The faculty, meanwhile, have communicated their feelings clearly and precisely.

During the dedication of the Learning Commons on Sept. 8, faculty and students held signs in protest of how money was being spent and how faculty were being treated, among other things. Their points were well outlined and held up for all to see.

The vote of no confidence also could not have been clearer. A strong majority of faculty are dissatisfied with the work of Garvey and Sr. Anne.

This board letter is yet another instance of withholding information at the top, an issue faculty have grown tired of and one students are now combatting.

In a well-organized, detailed letter to the board of trustees,the Student Government Association (SGA) expressed their “deep concern regarding current university administration.”

The three-page letter clearly outlined significant concerns of SGA and the larger student body, among them that hundreds of thousands of dollars in student fees are missing from SGA’s budget. SGA’s letter also emphasizes that the concerns it is now raising have been presented before and were never addressed.

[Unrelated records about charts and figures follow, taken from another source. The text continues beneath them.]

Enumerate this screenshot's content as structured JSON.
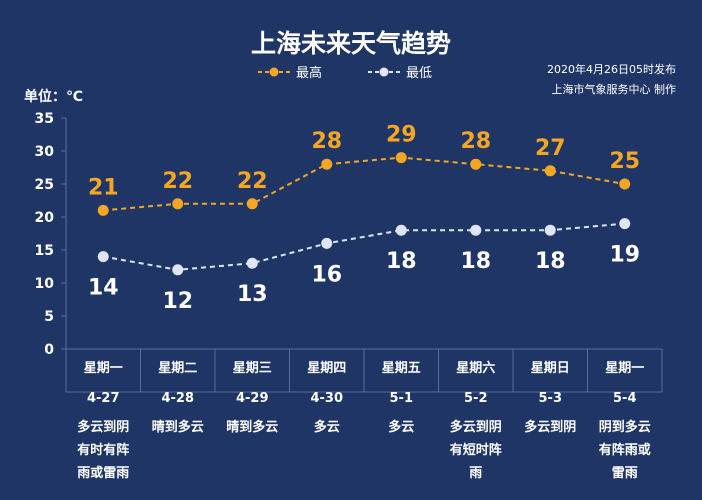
{
  "title": "上海未来天气趋势",
  "unit_label": "单位：℃",
  "publish_note": "2020年4月26日05时发布",
  "producer_note": "上海市气象服务中心  制作",
  "colors": {
    "background": "#1f3566",
    "high": "#f5a623",
    "low": "#dde6f2",
    "grid": "#5a6e96"
  },
  "chart_data": {
    "type": "line",
    "ylim": [
      0,
      35
    ],
    "yticks": [
      0,
      5,
      10,
      15,
      20,
      25,
      30,
      35
    ],
    "grid": false,
    "legend_position": "top-center",
    "series": [
      {
        "name": "最高",
        "color": "#f5a623",
        "values": [
          21,
          22,
          22,
          28,
          29,
          28,
          27,
          25
        ]
      },
      {
        "name": "最低",
        "color": "#dde6f2",
        "values": [
          14,
          12,
          13,
          16,
          18,
          18,
          18,
          19
        ]
      }
    ],
    "days": [
      {
        "weekday": "星期一",
        "date": "4-27",
        "weather": [
          "多云到阴",
          "有时有阵",
          "雨或雷雨"
        ]
      },
      {
        "weekday": "星期二",
        "date": "4-28",
        "weather": [
          "晴到多云"
        ]
      },
      {
        "weekday": "星期三",
        "date": "4-29",
        "weather": [
          "晴到多云"
        ]
      },
      {
        "weekday": "星期四",
        "date": "4-30",
        "weather": [
          "多云"
        ]
      },
      {
        "weekday": "星期五",
        "date": "5-1",
        "weather": [
          "多云"
        ]
      },
      {
        "weekday": "星期六",
        "date": "5-2",
        "weather": [
          "多云到阴",
          "有短时阵",
          "雨"
        ]
      },
      {
        "weekday": "星期日",
        "date": "5-3",
        "weather": [
          "多云到阴"
        ]
      },
      {
        "weekday": "星期一",
        "date": "5-4",
        "weather": [
          "阴到多云",
          "有阵雨或",
          "雷雨"
        ]
      }
    ]
  }
}
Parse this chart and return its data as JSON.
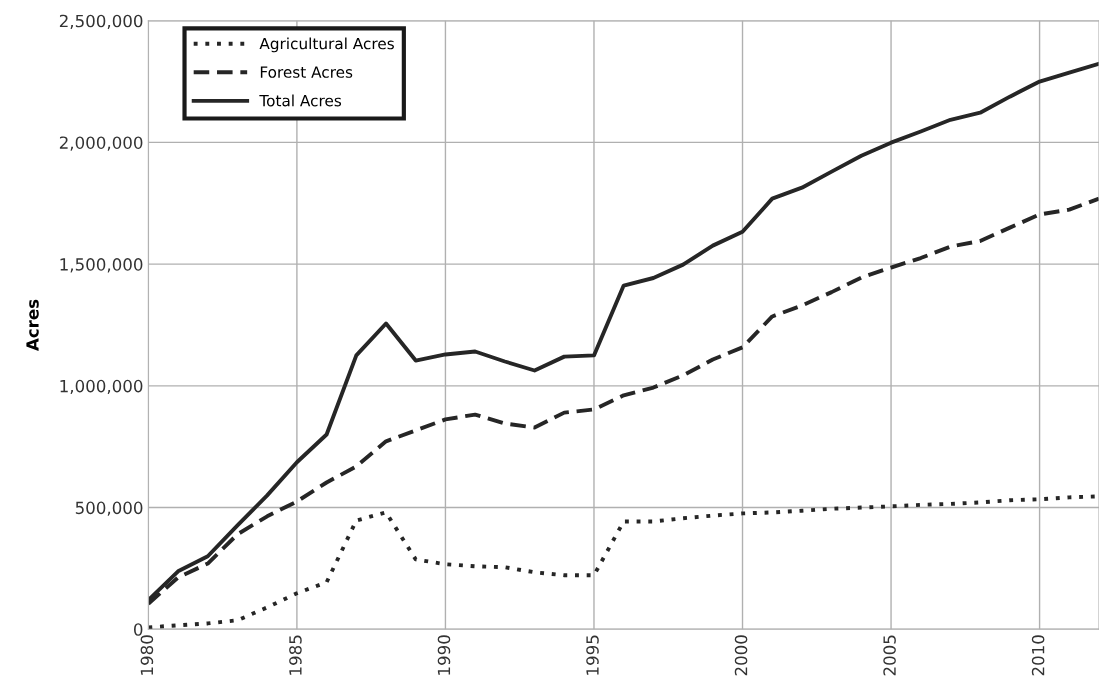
{
  "chart_data": {
    "type": "line",
    "ylabel": "Acres",
    "x": [
      1980,
      1981,
      1982,
      1983,
      1984,
      1985,
      1986,
      1987,
      1988,
      1989,
      1990,
      1991,
      1992,
      1993,
      1994,
      1995,
      1996,
      1997,
      1998,
      1999,
      2000,
      2001,
      2002,
      2003,
      2004,
      2005,
      2006,
      2007,
      2008,
      2009,
      2010,
      2011,
      2012
    ],
    "series": [
      {
        "name": "Agricultural Acres",
        "color": "#262626",
        "line_style": "dotted",
        "values": [
          8000,
          16000,
          24000,
          37000,
          90000,
          148000,
          193000,
          447000,
          480000,
          287000,
          267000,
          259000,
          255000,
          234000,
          222000,
          222000,
          443000,
          443000,
          456000,
          467000,
          476000,
          480000,
          487000,
          495000,
          500000,
          505000,
          511000,
          515000,
          521000,
          530000,
          534000,
          542000,
          546000
        ]
      },
      {
        "name": "Forest Acres",
        "color": "#262626",
        "line_style": "dashed",
        "values": [
          105000,
          213000,
          270000,
          390000,
          464000,
          525000,
          603000,
          669000,
          772000,
          817000,
          862000,
          882000,
          845000,
          829000,
          890000,
          903000,
          961000,
          993000,
          1043000,
          1108000,
          1158000,
          1285000,
          1330000,
          1385000,
          1445000,
          1486000,
          1525000,
          1572000,
          1595000,
          1650000,
          1704000,
          1724000,
          1769000
        ]
      },
      {
        "name": "Total Acres",
        "color": "#262626",
        "line_style": "solid",
        "values": [
          120000,
          238000,
          300000,
          427000,
          550000,
          686000,
          800000,
          1125000,
          1256000,
          1104000,
          1129000,
          1141000,
          1100000,
          1063000,
          1120000,
          1125000,
          1412000,
          1443000,
          1498000,
          1576000,
          1633000,
          1769000,
          1814000,
          1880000,
          1945000,
          1999000,
          2045000,
          2093000,
          2122000,
          2188000,
          2250000,
          2287000,
          2323000
        ]
      }
    ],
    "xlim": [
      1980,
      2012
    ],
    "xticks": [
      1980,
      1985,
      1990,
      1995,
      2000,
      2005,
      2010
    ],
    "ylim": [
      0,
      2500000
    ],
    "yticks": [
      {
        "value": 0,
        "label": "0"
      },
      {
        "value": 500000,
        "label": "500,000"
      },
      {
        "value": 1000000,
        "label": "1,000,000"
      },
      {
        "value": 1500000,
        "label": "1,500,000"
      },
      {
        "value": 2000000,
        "label": "2,000,000"
      },
      {
        "value": 2500000,
        "label": "2,500,000"
      }
    ],
    "grid": true,
    "legend": "top left",
    "marker": "none"
  }
}
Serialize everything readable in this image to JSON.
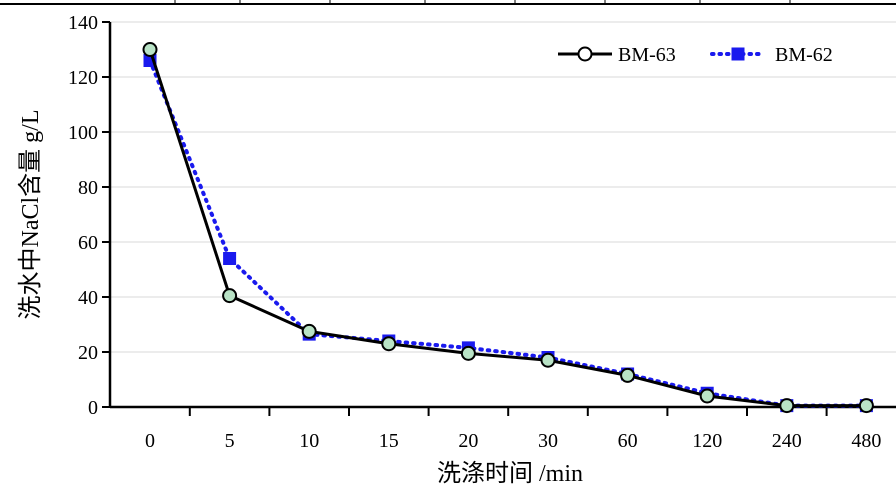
{
  "chart_data": {
    "type": "line",
    "title": "",
    "xlabel": "洗涤时间 /min",
    "ylabel": "洗水中NaCl含量 g/L",
    "categories": [
      "0",
      "5",
      "10",
      "15",
      "20",
      "30",
      "60",
      "120",
      "240",
      "480"
    ],
    "ylim": [
      0,
      140
    ],
    "yticks": [
      "0",
      "20",
      "40",
      "60",
      "80",
      "100",
      "120",
      "140"
    ],
    "grid": true,
    "legend_position": "top-right",
    "series": [
      {
        "name": "BM-63",
        "values": [
          130,
          40.5,
          27.5,
          23,
          19.5,
          17,
          11.5,
          4,
          0.5,
          0.5
        ],
        "color": "#000000",
        "marker": "circle",
        "marker_fill": "#b9e3c6",
        "line_style": "solid"
      },
      {
        "name": "BM-62",
        "values": [
          126,
          54,
          26.5,
          24,
          21.5,
          18,
          12,
          5,
          0.5,
          0.5
        ],
        "color": "#1a1aee",
        "marker": "square",
        "marker_fill": "#1a1aee",
        "line_style": "dotted"
      }
    ]
  }
}
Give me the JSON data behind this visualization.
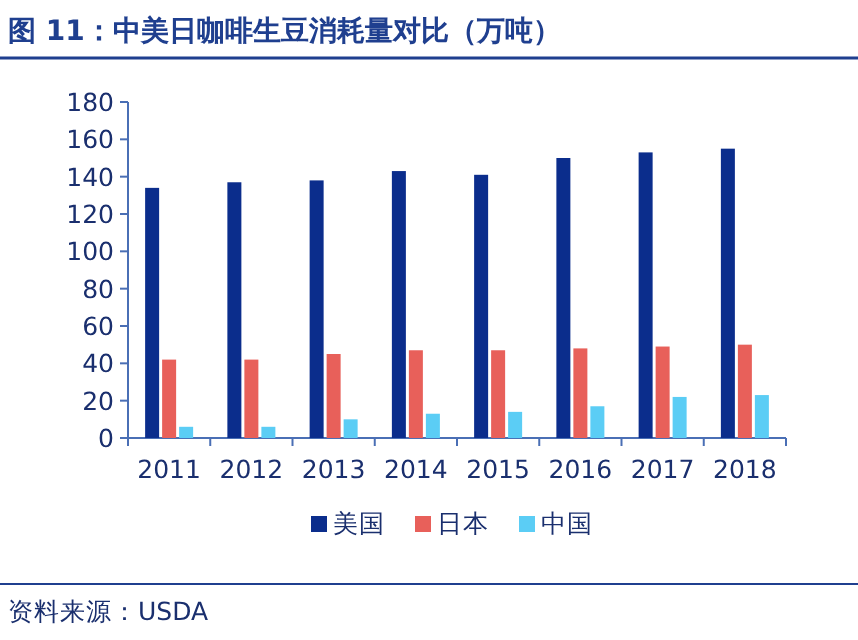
{
  "chart_data": {
    "type": "bar",
    "title": "图 11：中美日咖啡生豆消耗量对比（万吨）",
    "categories": [
      "2011",
      "2012",
      "2013",
      "2014",
      "2015",
      "2016",
      "2017",
      "2018"
    ],
    "series": [
      {
        "name": "美国",
        "color": "#0b2d8c",
        "values": [
          134,
          137,
          138,
          143,
          141,
          150,
          153,
          155
        ]
      },
      {
        "name": "日本",
        "color": "#e8605a",
        "values": [
          42,
          42,
          45,
          47,
          47,
          48,
          49,
          50
        ]
      },
      {
        "name": "中国",
        "color": "#5bcdf5",
        "values": [
          6,
          6,
          10,
          13,
          14,
          17,
          22,
          23
        ]
      }
    ],
    "ylim": [
      0,
      180
    ],
    "yticks": [
      0,
      20,
      40,
      60,
      80,
      100,
      120,
      140,
      160,
      180
    ],
    "legend": "bottom",
    "annotations": [
      "资料来源：USDA"
    ]
  }
}
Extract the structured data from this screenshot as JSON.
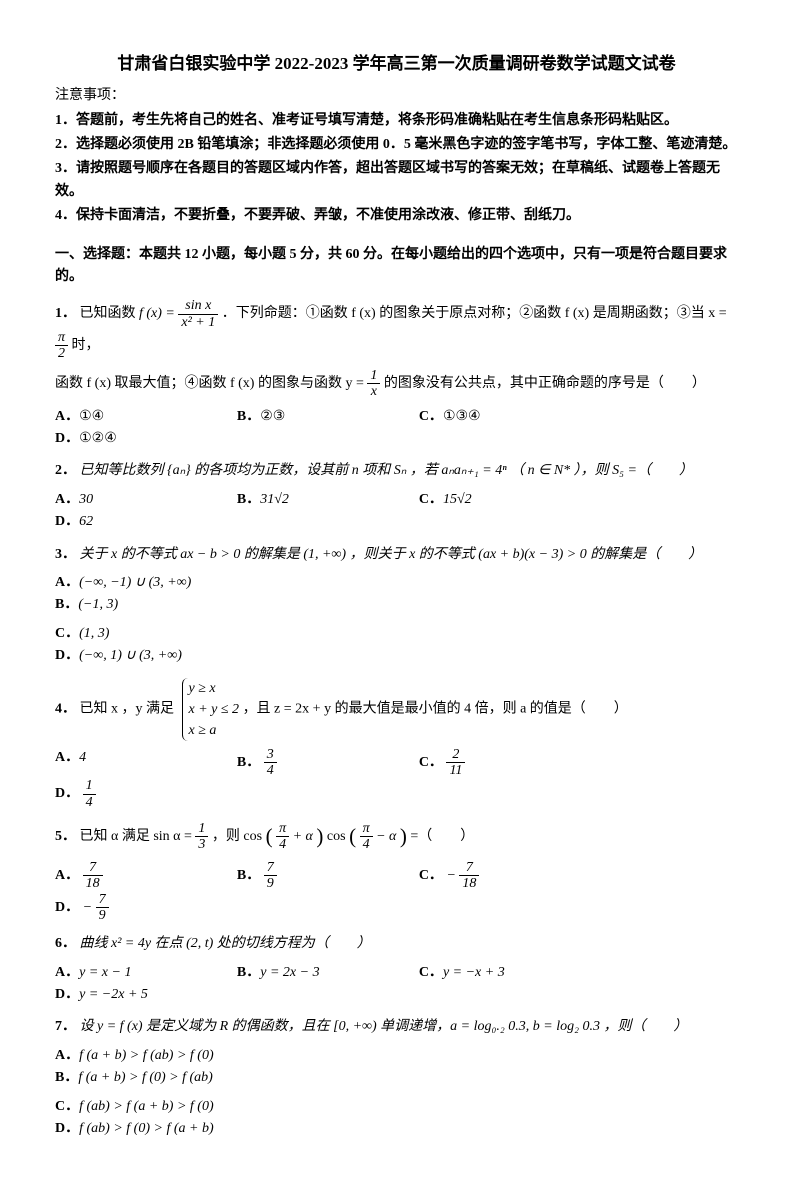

Although responding to such numerous issues raised by SGA requires adequate time, a timetable for such a response has yet to be communicated to SGA. When will SGA and the student body it represents get answers?

The board has now joined administrators in shying away from comment or offering vague responses. That will not suffice in these challenging times. Only transparency and direct communication can alleviate the tension felt throughout campus.